Doug
Forsell has studied migratory birds for over 28 years. He received
his Masters
Degree from California State University - Humboldt in Wildlife Management,
where he
studied the predatory efficiency and energetics of belted kingfishers.
He has worked for
the U.S. Fish and Wildlife Service for 25 years. He spent ten years
in Alaska primarily
studying the at sea distribution and abundance of marine birds, but
he also worked on
their food habits, seabird colony surveys, high seas gillnet mortality
of birds, and
recovery efforts of the endangered Aleutian Canada goose. He spent
four years as the
refuge manager of five remote tropical Pacific islands where he studied
breeding
biology of 12 species of tropical seabirds, reef fishes, and green
sea turtles.
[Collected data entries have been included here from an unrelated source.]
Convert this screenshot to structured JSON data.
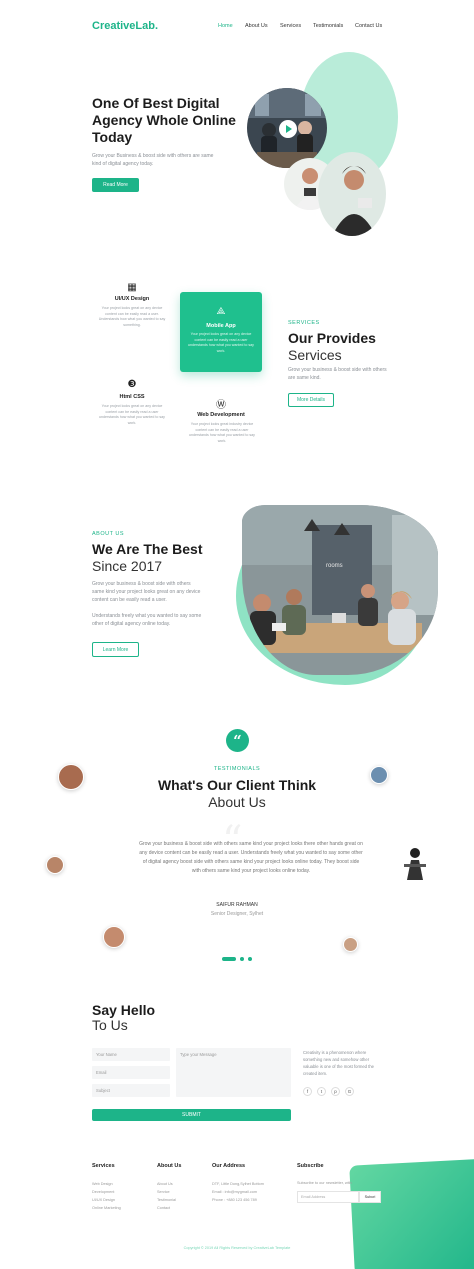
{
  "brand": {
    "logo": "CreativeLab.",
    "accent": "#1db489"
  },
  "nav": {
    "items": [
      "Home",
      "About Us",
      "Services",
      "Testimonials",
      "Contact Us"
    ],
    "active": "Home"
  },
  "hero": {
    "title": "One Of Best Digital Agency Whole Online Today",
    "subtitle": "Grow your Business & boost side with others are same kind of digital agency today.",
    "cta": "Read More"
  },
  "services": {
    "tag": "SERVICES",
    "title_bold": "Our Provides",
    "title_light": "Services",
    "desc": "Grow your business & boost side with others are same kind.",
    "cta": "More Details",
    "items": [
      {
        "icon": "layout-icon",
        "glyph": "▦",
        "title": "UI/UX Design",
        "desc": "Your project looks great on any device content can be easily read a user. Understands how what you wanted to say something."
      },
      {
        "icon": "app-icon",
        "glyph": "⟁",
        "title": "Mobile App",
        "desc": "Your project looks great on any device content can be easily read a user understands how what you wanted to say work."
      },
      {
        "icon": "css-icon",
        "glyph": "❸",
        "title": "Html CSS",
        "desc": "Your project looks great on any device content can be easily read a user understands how what you wanted to say work."
      },
      {
        "icon": "wordpress-icon",
        "glyph": "Ⓦ",
        "title": "Web Development",
        "desc": "Your project looks great industry device content can be easily read a user understands how what you wanted to say work."
      }
    ]
  },
  "about": {
    "tag": "ABOUT US",
    "title_bold": "We Are The Best",
    "title_light": "Since 2017",
    "p1": "Grow your business & boost side with others same kind your project looks great on any device content can be easily read a user.",
    "p2": "Understands freely what you wanted to say some other of digital agency online today.",
    "cta": "Learn More"
  },
  "testimonials": {
    "tag": "TESTIMONIALS",
    "title_bold": "What's Our Client Think",
    "title_light": "About Us",
    "quote": "Grow your business & boost side with others same kind your project looks there other hands great on any device content can be easily read a user. Understands freely what you wanted to say some other of digital agency boost side with others same kind your project looks online today. They boost side with others same kind your project looks online today.",
    "name": "SAIFUR RAHMAN",
    "role": "Senior Designer, Sylhet"
  },
  "contact": {
    "title_bold": "Say Hello",
    "title_light": "To Us",
    "name_placeholder": "Your Name",
    "email_placeholder": "Email",
    "subject_placeholder": "Subject",
    "message_placeholder": "Type your Message",
    "submit": "SUBMIT",
    "info": "Creativity is a phenomenon where something new and somehow other valuable is one of the most formed the created item.",
    "socials": [
      "f",
      "t",
      "p",
      "G"
    ]
  },
  "footer": {
    "cols": [
      {
        "title": "Services",
        "links": [
          "Web Design",
          "Development",
          "UI/UX Design",
          "Online Marketing"
        ]
      },
      {
        "title": "About Us",
        "links": [
          "About Us",
          "Service",
          "Testimonial",
          "Contact"
        ]
      },
      {
        "title": "Our Address",
        "links": [
          "DTF, Little Dong,Sylhet Bottom",
          "Email : info@mygmail.com",
          "Phone : +880 123 456 789"
        ]
      }
    ],
    "subscribe": {
      "title": "Subscribe",
      "text": "Subscribe to our newsletter, with",
      "placeholder": "Email Address",
      "button": "Subcri"
    },
    "copyright": "Copyright © 2019 All Rights Reserved by CreativeLab Template"
  }
}
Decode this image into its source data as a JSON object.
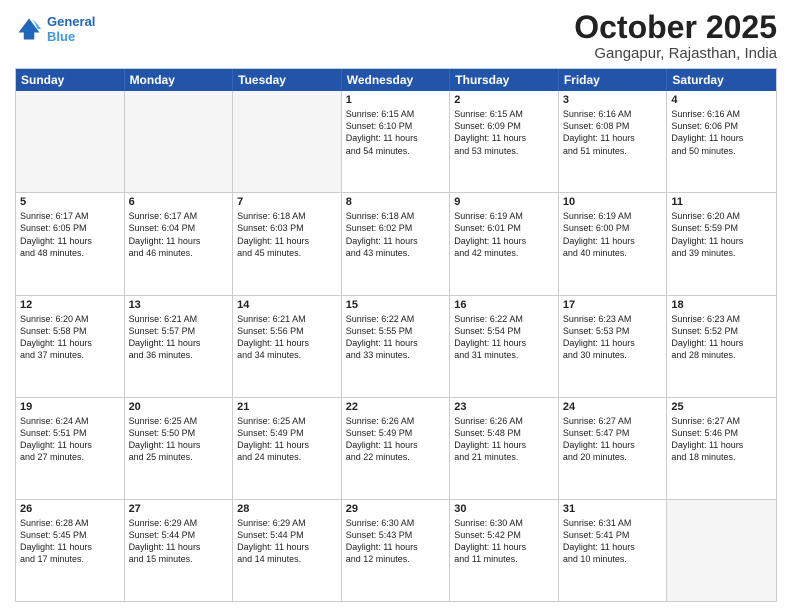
{
  "logo": {
    "line1": "General",
    "line2": "Blue"
  },
  "title": "October 2025",
  "location": "Gangapur, Rajasthan, India",
  "days_header": [
    "Sunday",
    "Monday",
    "Tuesday",
    "Wednesday",
    "Thursday",
    "Friday",
    "Saturday"
  ],
  "weeks": [
    [
      {
        "day": "",
        "info": ""
      },
      {
        "day": "",
        "info": ""
      },
      {
        "day": "",
        "info": ""
      },
      {
        "day": "1",
        "info": "Sunrise: 6:15 AM\nSunset: 6:10 PM\nDaylight: 11 hours\nand 54 minutes."
      },
      {
        "day": "2",
        "info": "Sunrise: 6:15 AM\nSunset: 6:09 PM\nDaylight: 11 hours\nand 53 minutes."
      },
      {
        "day": "3",
        "info": "Sunrise: 6:16 AM\nSunset: 6:08 PM\nDaylight: 11 hours\nand 51 minutes."
      },
      {
        "day": "4",
        "info": "Sunrise: 6:16 AM\nSunset: 6:06 PM\nDaylight: 11 hours\nand 50 minutes."
      }
    ],
    [
      {
        "day": "5",
        "info": "Sunrise: 6:17 AM\nSunset: 6:05 PM\nDaylight: 11 hours\nand 48 minutes."
      },
      {
        "day": "6",
        "info": "Sunrise: 6:17 AM\nSunset: 6:04 PM\nDaylight: 11 hours\nand 46 minutes."
      },
      {
        "day": "7",
        "info": "Sunrise: 6:18 AM\nSunset: 6:03 PM\nDaylight: 11 hours\nand 45 minutes."
      },
      {
        "day": "8",
        "info": "Sunrise: 6:18 AM\nSunset: 6:02 PM\nDaylight: 11 hours\nand 43 minutes."
      },
      {
        "day": "9",
        "info": "Sunrise: 6:19 AM\nSunset: 6:01 PM\nDaylight: 11 hours\nand 42 minutes."
      },
      {
        "day": "10",
        "info": "Sunrise: 6:19 AM\nSunset: 6:00 PM\nDaylight: 11 hours\nand 40 minutes."
      },
      {
        "day": "11",
        "info": "Sunrise: 6:20 AM\nSunset: 5:59 PM\nDaylight: 11 hours\nand 39 minutes."
      }
    ],
    [
      {
        "day": "12",
        "info": "Sunrise: 6:20 AM\nSunset: 5:58 PM\nDaylight: 11 hours\nand 37 minutes."
      },
      {
        "day": "13",
        "info": "Sunrise: 6:21 AM\nSunset: 5:57 PM\nDaylight: 11 hours\nand 36 minutes."
      },
      {
        "day": "14",
        "info": "Sunrise: 6:21 AM\nSunset: 5:56 PM\nDaylight: 11 hours\nand 34 minutes."
      },
      {
        "day": "15",
        "info": "Sunrise: 6:22 AM\nSunset: 5:55 PM\nDaylight: 11 hours\nand 33 minutes."
      },
      {
        "day": "16",
        "info": "Sunrise: 6:22 AM\nSunset: 5:54 PM\nDaylight: 11 hours\nand 31 minutes."
      },
      {
        "day": "17",
        "info": "Sunrise: 6:23 AM\nSunset: 5:53 PM\nDaylight: 11 hours\nand 30 minutes."
      },
      {
        "day": "18",
        "info": "Sunrise: 6:23 AM\nSunset: 5:52 PM\nDaylight: 11 hours\nand 28 minutes."
      }
    ],
    [
      {
        "day": "19",
        "info": "Sunrise: 6:24 AM\nSunset: 5:51 PM\nDaylight: 11 hours\nand 27 minutes."
      },
      {
        "day": "20",
        "info": "Sunrise: 6:25 AM\nSunset: 5:50 PM\nDaylight: 11 hours\nand 25 minutes."
      },
      {
        "day": "21",
        "info": "Sunrise: 6:25 AM\nSunset: 5:49 PM\nDaylight: 11 hours\nand 24 minutes."
      },
      {
        "day": "22",
        "info": "Sunrise: 6:26 AM\nSunset: 5:49 PM\nDaylight: 11 hours\nand 22 minutes."
      },
      {
        "day": "23",
        "info": "Sunrise: 6:26 AM\nSunset: 5:48 PM\nDaylight: 11 hours\nand 21 minutes."
      },
      {
        "day": "24",
        "info": "Sunrise: 6:27 AM\nSunset: 5:47 PM\nDaylight: 11 hours\nand 20 minutes."
      },
      {
        "day": "25",
        "info": "Sunrise: 6:27 AM\nSunset: 5:46 PM\nDaylight: 11 hours\nand 18 minutes."
      }
    ],
    [
      {
        "day": "26",
        "info": "Sunrise: 6:28 AM\nSunset: 5:45 PM\nDaylight: 11 hours\nand 17 minutes."
      },
      {
        "day": "27",
        "info": "Sunrise: 6:29 AM\nSunset: 5:44 PM\nDaylight: 11 hours\nand 15 minutes."
      },
      {
        "day": "28",
        "info": "Sunrise: 6:29 AM\nSunset: 5:44 PM\nDaylight: 11 hours\nand 14 minutes."
      },
      {
        "day": "29",
        "info": "Sunrise: 6:30 AM\nSunset: 5:43 PM\nDaylight: 11 hours\nand 12 minutes."
      },
      {
        "day": "30",
        "info": "Sunrise: 6:30 AM\nSunset: 5:42 PM\nDaylight: 11 hours\nand 11 minutes."
      },
      {
        "day": "31",
        "info": "Sunrise: 6:31 AM\nSunset: 5:41 PM\nDaylight: 11 hours\nand 10 minutes."
      },
      {
        "day": "",
        "info": ""
      }
    ]
  ]
}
Since
moving to the Chesapeake Bay area in 1990, he chaired the Waterfowl
and Other
Waterbirds Workgroup in the Chesapeake Bay Program which worked to
implement the
Waterfowl Management Plan. His major activities in the Bay have involved
interpretation of waterfowl population trends, surveys of waterbirds
in offshore waters
of the Chesapeake Bay, assessing the mortality of waterbirds in anchored
gillnets,
modeling diving duck distributions, and identifying threats to birds
and their habitats and
promoting their restoration.
Doug first went to Howland and Baker Islands in 1977, and this
will be his sixth trip to
the Islands. He is especially interested in the movement of the
one million nesting
seabirds between the two Islands since the 1920's and especially
since cats were
removed from the islands in the late 1960's and 1970's.